A Portrait of the Artist at UT
Grammy winner Lucinda Williams once called RB Morris "the greatest unknown songwriter in the country." Maybe he is. But in Knoxville and at the University of Tennessee, he’s one of our own and we know him well.
Morris has been the UT Libraries’ Jack E. Reese Writer-in-Residence since 2004, but this is his final semester on campus.
Morris, who grew up in Knoxville, is widely known for writing songs, poetry, prose, and plays and for singing and playing his guitar. People have tried all sorts of ways to describe his music, calling it a blend of country, blues, gospel and rock with influences from beatniks to writers such as James Joyce and Arthur Rimbaud.
Morris collaborated with Williams, Steve Earle and John Prine on his debut CD "Take That Ride" in 1997. "I think I’ve always performed, as far back as I can remember," Morris said. "I sang in church and school as a child. But through my teenage years I became focused on poetry and songwriting as an ultimate form of expression."

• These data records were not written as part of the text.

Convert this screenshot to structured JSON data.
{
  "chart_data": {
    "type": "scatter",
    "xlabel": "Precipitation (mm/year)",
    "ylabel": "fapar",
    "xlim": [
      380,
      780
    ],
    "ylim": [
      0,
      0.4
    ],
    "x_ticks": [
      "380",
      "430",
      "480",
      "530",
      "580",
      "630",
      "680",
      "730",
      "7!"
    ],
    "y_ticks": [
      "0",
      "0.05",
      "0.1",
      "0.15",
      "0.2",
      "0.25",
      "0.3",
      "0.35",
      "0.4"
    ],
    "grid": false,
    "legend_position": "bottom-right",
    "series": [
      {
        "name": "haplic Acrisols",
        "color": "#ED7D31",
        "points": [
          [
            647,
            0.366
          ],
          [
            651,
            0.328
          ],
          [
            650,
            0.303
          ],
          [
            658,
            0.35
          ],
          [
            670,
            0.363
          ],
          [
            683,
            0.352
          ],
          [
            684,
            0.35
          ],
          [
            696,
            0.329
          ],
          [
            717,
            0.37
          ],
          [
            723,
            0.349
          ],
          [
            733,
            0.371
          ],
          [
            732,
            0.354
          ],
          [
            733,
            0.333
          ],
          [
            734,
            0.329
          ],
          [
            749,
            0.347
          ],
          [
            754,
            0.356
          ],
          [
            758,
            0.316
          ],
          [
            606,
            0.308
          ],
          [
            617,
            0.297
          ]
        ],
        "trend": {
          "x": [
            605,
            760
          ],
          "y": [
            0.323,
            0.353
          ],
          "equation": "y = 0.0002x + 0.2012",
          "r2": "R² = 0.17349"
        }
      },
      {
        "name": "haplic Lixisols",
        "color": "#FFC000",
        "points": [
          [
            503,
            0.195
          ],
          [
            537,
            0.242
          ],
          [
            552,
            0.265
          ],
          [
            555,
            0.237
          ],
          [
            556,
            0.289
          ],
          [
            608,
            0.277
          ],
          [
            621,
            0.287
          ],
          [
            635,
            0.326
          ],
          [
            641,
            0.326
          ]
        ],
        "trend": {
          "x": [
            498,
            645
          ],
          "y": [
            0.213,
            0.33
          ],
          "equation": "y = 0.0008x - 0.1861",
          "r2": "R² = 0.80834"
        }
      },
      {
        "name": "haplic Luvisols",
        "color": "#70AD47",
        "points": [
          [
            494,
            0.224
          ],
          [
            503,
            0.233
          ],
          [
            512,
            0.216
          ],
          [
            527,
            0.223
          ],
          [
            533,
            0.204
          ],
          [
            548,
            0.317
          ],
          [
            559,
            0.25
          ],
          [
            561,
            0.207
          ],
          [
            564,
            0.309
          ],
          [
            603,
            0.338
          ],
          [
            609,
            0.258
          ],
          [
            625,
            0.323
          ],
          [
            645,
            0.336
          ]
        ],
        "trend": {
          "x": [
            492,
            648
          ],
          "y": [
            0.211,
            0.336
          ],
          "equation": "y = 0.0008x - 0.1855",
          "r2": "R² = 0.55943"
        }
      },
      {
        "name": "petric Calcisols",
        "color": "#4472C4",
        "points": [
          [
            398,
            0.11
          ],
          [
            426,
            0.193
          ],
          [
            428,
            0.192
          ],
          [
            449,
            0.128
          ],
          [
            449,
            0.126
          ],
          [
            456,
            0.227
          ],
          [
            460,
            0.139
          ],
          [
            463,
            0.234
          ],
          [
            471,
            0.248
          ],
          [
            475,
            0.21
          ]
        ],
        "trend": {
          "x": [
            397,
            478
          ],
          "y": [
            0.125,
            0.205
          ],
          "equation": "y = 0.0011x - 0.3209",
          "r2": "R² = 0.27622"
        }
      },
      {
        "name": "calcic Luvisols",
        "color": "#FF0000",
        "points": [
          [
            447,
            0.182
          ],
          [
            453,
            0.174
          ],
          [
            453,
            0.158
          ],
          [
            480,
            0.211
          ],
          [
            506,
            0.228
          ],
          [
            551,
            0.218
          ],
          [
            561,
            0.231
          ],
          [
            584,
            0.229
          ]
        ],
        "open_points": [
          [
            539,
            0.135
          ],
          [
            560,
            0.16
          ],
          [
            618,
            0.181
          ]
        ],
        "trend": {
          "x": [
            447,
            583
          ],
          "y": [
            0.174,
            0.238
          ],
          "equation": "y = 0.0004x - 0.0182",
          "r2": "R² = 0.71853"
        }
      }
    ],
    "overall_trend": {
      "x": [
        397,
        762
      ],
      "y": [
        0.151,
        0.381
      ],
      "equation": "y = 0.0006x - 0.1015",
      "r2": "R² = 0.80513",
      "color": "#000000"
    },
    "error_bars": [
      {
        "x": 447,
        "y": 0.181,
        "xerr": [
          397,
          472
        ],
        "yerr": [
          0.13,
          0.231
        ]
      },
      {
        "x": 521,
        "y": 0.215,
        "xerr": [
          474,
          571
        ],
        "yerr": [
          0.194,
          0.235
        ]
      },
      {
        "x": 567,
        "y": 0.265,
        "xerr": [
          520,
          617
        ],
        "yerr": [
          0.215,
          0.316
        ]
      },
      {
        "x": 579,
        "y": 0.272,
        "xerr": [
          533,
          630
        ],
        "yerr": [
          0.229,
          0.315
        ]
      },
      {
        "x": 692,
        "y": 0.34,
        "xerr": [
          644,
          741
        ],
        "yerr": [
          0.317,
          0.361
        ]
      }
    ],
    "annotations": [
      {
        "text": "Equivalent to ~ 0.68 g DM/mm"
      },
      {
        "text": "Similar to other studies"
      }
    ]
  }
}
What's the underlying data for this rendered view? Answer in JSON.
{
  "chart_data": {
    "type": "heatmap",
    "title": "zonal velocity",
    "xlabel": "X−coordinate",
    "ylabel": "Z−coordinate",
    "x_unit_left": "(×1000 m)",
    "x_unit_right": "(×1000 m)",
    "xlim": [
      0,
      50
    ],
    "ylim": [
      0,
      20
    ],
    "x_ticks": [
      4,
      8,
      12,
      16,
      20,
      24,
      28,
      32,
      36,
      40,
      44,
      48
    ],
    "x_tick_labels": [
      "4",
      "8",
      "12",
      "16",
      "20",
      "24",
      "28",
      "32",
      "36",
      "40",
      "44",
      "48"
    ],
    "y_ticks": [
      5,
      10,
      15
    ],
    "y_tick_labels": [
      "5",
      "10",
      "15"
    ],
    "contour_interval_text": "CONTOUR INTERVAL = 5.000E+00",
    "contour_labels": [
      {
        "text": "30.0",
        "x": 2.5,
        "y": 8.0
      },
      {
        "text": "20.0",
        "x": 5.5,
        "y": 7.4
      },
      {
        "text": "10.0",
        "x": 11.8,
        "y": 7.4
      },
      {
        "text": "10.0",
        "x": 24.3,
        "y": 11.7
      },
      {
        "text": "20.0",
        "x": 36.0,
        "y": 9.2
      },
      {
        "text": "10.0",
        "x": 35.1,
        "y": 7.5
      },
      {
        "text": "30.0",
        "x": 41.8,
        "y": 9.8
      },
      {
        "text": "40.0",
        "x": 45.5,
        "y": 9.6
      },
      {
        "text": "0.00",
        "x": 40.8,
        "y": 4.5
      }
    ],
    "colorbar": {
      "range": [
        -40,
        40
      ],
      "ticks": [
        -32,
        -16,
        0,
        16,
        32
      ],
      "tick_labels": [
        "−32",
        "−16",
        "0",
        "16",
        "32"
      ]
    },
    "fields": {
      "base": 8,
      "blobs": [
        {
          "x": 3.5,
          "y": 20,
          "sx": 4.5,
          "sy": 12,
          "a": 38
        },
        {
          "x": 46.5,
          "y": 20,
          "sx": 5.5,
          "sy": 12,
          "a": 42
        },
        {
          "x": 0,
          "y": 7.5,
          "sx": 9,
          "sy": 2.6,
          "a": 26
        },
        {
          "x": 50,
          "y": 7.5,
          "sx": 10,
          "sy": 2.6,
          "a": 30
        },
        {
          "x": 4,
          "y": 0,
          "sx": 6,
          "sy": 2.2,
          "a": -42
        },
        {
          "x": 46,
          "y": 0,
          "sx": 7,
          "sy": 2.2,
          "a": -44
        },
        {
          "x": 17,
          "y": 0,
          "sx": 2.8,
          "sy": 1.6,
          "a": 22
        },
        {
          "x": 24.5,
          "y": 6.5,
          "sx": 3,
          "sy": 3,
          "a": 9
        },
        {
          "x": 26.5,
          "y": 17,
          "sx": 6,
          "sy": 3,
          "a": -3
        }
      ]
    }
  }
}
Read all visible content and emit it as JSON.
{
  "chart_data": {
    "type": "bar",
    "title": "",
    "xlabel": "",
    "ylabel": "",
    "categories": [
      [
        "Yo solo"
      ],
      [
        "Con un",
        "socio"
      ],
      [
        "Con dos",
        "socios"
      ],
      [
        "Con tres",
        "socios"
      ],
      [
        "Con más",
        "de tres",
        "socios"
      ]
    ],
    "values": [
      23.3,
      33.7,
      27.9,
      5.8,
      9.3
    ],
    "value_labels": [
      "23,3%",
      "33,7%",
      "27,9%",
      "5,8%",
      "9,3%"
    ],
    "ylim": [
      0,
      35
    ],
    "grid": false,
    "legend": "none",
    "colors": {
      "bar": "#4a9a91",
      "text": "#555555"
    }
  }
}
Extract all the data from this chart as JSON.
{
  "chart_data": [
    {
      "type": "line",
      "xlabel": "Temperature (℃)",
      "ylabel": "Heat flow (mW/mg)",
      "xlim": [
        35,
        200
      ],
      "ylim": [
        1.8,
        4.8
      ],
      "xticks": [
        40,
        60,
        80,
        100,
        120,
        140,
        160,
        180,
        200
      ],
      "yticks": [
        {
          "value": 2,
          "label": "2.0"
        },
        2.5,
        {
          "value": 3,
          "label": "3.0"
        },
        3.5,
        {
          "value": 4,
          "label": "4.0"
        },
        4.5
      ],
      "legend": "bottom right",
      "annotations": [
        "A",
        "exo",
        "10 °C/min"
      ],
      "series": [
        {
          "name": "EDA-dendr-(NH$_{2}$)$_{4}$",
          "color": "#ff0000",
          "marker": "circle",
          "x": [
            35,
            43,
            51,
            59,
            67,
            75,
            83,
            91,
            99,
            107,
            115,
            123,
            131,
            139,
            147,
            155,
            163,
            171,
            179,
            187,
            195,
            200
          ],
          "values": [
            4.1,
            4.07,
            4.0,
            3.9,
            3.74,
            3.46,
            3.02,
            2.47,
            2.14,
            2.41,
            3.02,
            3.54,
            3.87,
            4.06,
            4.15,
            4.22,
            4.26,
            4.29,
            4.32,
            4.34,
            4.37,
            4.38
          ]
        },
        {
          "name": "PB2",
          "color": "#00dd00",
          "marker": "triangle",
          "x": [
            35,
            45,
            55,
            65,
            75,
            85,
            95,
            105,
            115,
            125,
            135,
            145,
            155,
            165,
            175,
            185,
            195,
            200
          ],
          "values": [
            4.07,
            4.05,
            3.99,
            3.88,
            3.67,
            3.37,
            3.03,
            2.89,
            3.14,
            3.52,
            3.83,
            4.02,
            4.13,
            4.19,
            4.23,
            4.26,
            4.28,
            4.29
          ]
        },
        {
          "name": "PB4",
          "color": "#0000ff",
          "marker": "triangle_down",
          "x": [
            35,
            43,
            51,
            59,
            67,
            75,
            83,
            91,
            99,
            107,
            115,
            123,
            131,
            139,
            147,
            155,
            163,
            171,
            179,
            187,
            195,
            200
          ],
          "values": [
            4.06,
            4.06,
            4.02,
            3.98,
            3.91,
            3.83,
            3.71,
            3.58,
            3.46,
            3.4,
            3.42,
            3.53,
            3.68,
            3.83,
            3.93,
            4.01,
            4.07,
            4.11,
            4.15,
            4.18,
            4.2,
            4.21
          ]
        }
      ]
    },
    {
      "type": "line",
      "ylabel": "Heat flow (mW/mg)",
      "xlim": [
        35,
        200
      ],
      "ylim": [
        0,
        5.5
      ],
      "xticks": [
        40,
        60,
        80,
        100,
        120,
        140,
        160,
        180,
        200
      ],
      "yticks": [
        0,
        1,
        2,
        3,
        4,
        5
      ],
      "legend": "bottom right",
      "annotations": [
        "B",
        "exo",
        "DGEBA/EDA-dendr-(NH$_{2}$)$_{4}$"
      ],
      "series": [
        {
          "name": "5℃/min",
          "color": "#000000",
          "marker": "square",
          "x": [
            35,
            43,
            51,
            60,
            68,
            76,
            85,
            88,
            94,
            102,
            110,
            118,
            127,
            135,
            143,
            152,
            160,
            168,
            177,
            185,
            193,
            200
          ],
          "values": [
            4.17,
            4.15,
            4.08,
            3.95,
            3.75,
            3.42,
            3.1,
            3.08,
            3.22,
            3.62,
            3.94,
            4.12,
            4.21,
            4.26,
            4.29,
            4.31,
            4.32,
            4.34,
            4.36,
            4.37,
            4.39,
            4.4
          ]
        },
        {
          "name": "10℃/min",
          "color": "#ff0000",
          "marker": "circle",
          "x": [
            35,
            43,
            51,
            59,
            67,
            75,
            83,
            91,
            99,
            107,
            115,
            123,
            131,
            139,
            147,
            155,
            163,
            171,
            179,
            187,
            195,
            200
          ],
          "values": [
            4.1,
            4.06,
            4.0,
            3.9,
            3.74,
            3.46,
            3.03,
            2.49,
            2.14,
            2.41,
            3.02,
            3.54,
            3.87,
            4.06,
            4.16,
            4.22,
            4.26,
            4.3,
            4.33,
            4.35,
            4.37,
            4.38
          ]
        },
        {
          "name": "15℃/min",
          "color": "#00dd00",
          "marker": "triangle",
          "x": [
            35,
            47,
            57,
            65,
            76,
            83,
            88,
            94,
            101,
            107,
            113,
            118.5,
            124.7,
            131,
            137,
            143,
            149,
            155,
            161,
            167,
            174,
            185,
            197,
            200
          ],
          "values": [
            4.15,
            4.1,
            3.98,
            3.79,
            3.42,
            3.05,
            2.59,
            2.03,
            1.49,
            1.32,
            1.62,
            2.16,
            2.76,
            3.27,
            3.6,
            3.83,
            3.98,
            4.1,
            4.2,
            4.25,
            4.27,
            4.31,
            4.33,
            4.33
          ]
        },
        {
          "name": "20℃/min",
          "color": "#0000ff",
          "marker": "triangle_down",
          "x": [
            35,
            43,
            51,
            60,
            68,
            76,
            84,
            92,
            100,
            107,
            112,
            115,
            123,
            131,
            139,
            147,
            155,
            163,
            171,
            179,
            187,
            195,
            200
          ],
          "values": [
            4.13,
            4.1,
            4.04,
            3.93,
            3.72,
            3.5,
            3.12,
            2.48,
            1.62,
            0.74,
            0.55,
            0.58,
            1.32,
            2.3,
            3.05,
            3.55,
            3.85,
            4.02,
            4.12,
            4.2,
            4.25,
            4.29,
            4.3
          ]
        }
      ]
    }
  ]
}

"For me, it is the soul’s work. I might have had a choice in it at some point, but I kind of doubt that too."
Morris organizes the Writers in the Library series, and he has invited songwriters along with poets and prose writers to read their work at UT.
"RB was selected because of his creativity and reputation. He is unique in his talent as a songwriter, poet, playwright and musician. He employs many mediums to express himself," said Barbara Dewey, dean of UT Libraries.
Morris is proving that songwriting—like poetry and other creative writing—has a place in academia. "It has a long tradition, older than the printing press, going back to Homer," he said.
The other part of Morris’ job is to write. And Morris has accomplished much while at UT.
"Early Fires," a single-volume collection of three earlier books of poetry, was published last year by Iris Press. A new book of poetry called "Keeping the Bees Employed" will go to press soon. His newest release, "Empire," contains five new songs, and Morris has recently been back in the recording studio.
He has also kept up with performing — traveling across the country, touring Europe and playing at Bonnaroo.
Known by many in Knoxville for his promotion of Pulitzer Prize-winning author James Agee who once lived in Fort Sanders, Morris wrote a one-man play about Agee called "The Man Who Lives Here is Loony." He played the part of Agee at the UT Agee Celebration in 2005. He has also worked diligently on the James Agee Park project in the Fort.
"I consider all this to be art, and all of it to be an extension of my own personal vision as well as a vision for the city," he said.
RB Morris lives in Knoxville with his wife, Karly. When his UT residency is over, he plans to tour the UK and then take a sabbatical in San Francisco.